A pair of World War II veterans will share grand marshal honors during the annual Veterans Day Parade at 10 a.m. Saturday, Nov. 10 in downtown San Marcos.

COVER: Willie Higgs, one of two veterans chosen to serve as grand marshal of the 2012 San Marcos Veterans Day parade, was injured during the battle to occupy Iowa Jima.

The two – Willie Higgs, a San Marcos native who received a Purple Heart while serving in the U.S. Marine Corps, and USAF veteran Milton I. Aalen, a 15-month San Marcos resident who earned the Distinguished Flying Cross while flying 50 missions, including 35 in combat  – were chosen for the special Veterans Day honors from a record number of ten nominees.

The other nominees will ride in the Veterans Day Parade behind the grand marshals as part of an Honor Guard.

A community-wide call for nominations of local veterans for grand marshal honors resulted in the nomination of ten men with impressive military service records. According to Recreation Programs Manager Lisa Morris, a four-member independent committee made the selection after reviewing the nominations. After a point system was applied to the committee’s rankings, the two local World War II veterans were selected.

The 2012 grand marshal nominees also include U.S. Air Force veterans Dr.
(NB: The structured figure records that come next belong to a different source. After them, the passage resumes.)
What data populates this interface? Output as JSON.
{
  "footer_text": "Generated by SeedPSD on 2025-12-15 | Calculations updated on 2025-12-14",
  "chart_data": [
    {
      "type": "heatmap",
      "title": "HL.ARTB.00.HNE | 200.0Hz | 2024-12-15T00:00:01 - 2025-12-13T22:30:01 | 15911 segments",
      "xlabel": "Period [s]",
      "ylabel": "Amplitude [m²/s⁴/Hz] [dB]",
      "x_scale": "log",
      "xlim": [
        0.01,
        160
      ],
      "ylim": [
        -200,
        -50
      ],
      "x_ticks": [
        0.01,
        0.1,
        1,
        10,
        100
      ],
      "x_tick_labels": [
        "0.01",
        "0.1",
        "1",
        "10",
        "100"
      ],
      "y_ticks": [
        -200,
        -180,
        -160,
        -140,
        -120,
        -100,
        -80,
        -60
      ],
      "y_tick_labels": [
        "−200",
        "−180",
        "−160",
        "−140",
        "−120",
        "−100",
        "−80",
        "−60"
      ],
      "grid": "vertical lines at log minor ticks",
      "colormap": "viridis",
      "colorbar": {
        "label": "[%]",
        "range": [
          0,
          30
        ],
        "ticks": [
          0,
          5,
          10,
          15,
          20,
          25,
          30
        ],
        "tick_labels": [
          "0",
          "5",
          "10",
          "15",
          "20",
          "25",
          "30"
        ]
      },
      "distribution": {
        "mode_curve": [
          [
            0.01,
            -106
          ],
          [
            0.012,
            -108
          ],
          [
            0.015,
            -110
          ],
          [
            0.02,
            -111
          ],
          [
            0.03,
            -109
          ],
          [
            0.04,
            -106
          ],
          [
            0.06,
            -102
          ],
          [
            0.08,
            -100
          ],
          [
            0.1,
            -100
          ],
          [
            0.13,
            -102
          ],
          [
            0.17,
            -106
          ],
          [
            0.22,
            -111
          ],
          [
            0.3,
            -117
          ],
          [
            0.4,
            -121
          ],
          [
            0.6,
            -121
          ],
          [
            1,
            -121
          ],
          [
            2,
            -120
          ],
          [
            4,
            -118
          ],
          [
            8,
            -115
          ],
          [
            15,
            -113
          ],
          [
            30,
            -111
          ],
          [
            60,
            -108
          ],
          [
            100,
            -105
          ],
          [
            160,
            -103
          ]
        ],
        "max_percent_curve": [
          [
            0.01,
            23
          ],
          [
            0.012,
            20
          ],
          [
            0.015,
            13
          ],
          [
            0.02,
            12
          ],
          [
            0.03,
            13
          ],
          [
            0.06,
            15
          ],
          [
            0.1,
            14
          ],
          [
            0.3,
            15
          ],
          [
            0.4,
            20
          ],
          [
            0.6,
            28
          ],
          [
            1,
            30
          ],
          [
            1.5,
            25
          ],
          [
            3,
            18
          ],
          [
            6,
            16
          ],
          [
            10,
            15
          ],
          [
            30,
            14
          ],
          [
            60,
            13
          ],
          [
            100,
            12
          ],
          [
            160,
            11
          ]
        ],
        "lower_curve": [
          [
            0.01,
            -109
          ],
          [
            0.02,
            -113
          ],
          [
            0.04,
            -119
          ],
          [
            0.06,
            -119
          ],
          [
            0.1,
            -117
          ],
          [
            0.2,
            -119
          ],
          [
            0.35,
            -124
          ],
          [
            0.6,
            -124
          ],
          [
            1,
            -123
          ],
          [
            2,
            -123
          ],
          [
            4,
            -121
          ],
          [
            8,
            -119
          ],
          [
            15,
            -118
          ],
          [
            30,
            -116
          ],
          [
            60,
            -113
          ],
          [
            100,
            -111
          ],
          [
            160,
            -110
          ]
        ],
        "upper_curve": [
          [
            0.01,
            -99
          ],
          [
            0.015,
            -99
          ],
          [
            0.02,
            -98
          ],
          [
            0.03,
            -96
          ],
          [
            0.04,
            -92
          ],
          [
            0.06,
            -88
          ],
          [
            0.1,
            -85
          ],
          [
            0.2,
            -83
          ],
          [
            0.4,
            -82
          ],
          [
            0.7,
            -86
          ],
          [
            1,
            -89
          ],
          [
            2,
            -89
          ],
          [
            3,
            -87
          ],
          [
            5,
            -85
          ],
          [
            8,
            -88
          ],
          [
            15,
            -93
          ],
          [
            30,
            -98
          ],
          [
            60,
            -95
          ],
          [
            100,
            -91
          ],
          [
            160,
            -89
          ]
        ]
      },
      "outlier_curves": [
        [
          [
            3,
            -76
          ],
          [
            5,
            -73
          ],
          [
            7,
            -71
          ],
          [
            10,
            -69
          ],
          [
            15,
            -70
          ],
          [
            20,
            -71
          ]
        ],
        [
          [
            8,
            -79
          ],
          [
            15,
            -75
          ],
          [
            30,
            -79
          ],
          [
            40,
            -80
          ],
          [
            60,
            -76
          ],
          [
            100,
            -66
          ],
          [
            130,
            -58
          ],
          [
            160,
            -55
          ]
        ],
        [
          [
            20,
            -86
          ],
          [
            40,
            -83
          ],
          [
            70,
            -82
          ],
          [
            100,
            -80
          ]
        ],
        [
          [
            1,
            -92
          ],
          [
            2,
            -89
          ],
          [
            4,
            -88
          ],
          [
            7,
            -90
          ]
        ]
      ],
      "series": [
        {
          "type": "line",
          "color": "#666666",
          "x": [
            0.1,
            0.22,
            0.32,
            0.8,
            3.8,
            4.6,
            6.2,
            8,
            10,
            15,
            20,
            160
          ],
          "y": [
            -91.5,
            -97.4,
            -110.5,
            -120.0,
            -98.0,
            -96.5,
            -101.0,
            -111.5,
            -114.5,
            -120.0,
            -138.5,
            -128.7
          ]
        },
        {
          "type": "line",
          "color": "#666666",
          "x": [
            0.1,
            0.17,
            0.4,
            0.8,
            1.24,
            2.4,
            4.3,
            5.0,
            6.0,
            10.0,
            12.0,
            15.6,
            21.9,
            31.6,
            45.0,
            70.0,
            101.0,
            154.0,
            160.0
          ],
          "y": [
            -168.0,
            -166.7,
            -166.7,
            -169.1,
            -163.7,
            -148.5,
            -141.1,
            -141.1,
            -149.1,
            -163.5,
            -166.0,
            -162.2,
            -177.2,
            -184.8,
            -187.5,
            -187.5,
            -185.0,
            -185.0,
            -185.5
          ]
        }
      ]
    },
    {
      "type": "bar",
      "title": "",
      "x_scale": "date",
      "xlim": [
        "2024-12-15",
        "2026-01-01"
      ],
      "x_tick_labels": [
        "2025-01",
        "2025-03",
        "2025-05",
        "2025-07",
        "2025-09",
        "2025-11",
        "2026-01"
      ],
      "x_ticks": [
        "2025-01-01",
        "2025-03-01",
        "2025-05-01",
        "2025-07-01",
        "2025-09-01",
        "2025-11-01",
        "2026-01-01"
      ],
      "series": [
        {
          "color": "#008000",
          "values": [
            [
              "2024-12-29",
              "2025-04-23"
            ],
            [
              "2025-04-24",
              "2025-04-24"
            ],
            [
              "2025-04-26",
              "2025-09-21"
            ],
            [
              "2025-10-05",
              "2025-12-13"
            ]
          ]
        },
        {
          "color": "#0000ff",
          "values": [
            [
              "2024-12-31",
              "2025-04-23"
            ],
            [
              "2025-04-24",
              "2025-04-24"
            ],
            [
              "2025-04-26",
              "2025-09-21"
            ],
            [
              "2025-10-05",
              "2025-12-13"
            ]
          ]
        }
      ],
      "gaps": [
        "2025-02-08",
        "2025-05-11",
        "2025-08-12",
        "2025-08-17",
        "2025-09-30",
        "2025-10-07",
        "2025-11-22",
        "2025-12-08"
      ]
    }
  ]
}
Theodore Dake Jr.; Delbert (Del) David, who also served in the Texas State Guard; Lt. Col. Robert L. Dentino; and Oliver (Ollie) Maier.

U.S. Marine Corps veteran nominees include Gregory A. Frank, who served in Iraq, and Patrick Luckett of Buda, a WWII veteran. Rounding out the list are U.S. Army veterans Sammy Luna Tobar, who served during the Korean Conflict, and Tereso F. Tobias Jr., a Vietnam veteran.

Higgs, nominated by Shelley Henry, joined the Marine Corps as soon as he turned 17 and headed for basic training in San Diego. After training in California, he was assigned to a mortar squad at Fort Pendleton and sent to Maui to join the 4th Marine Division that had just returned from Saipan.

From Maui, Higgs left for the long journey to Iwo Jima in December of 1944, arriving before the Marines’ February 19 landing. His unit went in on the second or third wave, proceeding up the hill with severe casualties. His unit pressing on toward the end of the island, Higgs was assigned to get a Japanese soldier out of a cave. Throwing a grenade into the cave, he was almost hit when the soldier threw it back.

The next time, he held the grenade a little longer and made good on his hit. Unfortunately, when he jumped off the ledge to avoid the explosion after he threw the grenade, he blew out his knee. From there, he was transported on a hospital ship to Guam where he stayed a while before being transferred to Hawaii and then on to San Francisco and to Corpus Christi for rehabilitation. He was discharged toward the end of the war.

After his discharge, Willie Higgs finished his education at Southwest Texas State Teachers College and taught choir for many years at both San Marcos High School and San Marcos Academy.

Milton Aalen was born in San Antonio, the son of a career military man who died when he was only 12 years old. He was raised by his older sister. After graduating from high school in 1939, he took the Civil Service exam in order to work at what is now Kelly Air Force Base.

But he wanted to fly so he joined the Army Air Corps in June of 1943 and was sent to California and eventually Arizona for training. It was at Thunderbird Field near Phoenix that he completed his first solo flight.

When he attempted to land his plane after a solo flight, the plane got caught in a crosswind and a wing was damaged, resulting in Aalen getting “washed out of flight school” and being sent to Minnesota for radio operations training. Later, he was sent to Laredo for gunnery training.

Eventually he was sent to England where he was assigned to a crew flying B-24s. He flew his first combat mission two days after D-Day in June of 1944. By Christmas day of that year, he had flown in a total of 50 missions.

After his discharge in September of 1945, Aalen went to Texas A&M where he graduated with an accounting degree. He went on to become a hospital administrator in Hearne, Tex. where he retired after 32 years of service. Retired and recovering from cancer, Milton Aalen was persuaded to join his son Gary in San Marcos.

“We hope all the honorees will join representatives of our veterans’ service organizations when San Marcos Mayor Daniel Guerrero presents the annual Veterans Day proclamation in Council Chambers at City Hall at 4:30 p.m. Wednesday, Nov. 7,” Morris said.

The parade route will begin on Hopkins Street and proceed to the Hays County Courthouse where it will turn right onto Guadalupe Street and then right onto Hutchison Street and back to CM Allen before turning left back onto Hopkins Street where it will disband in front of the Activity Center. Parade viewers are encouraged to watch from the Hopkins Street area and to avoid the construction on Hutchison Street between LBJ Drive and CM Allen.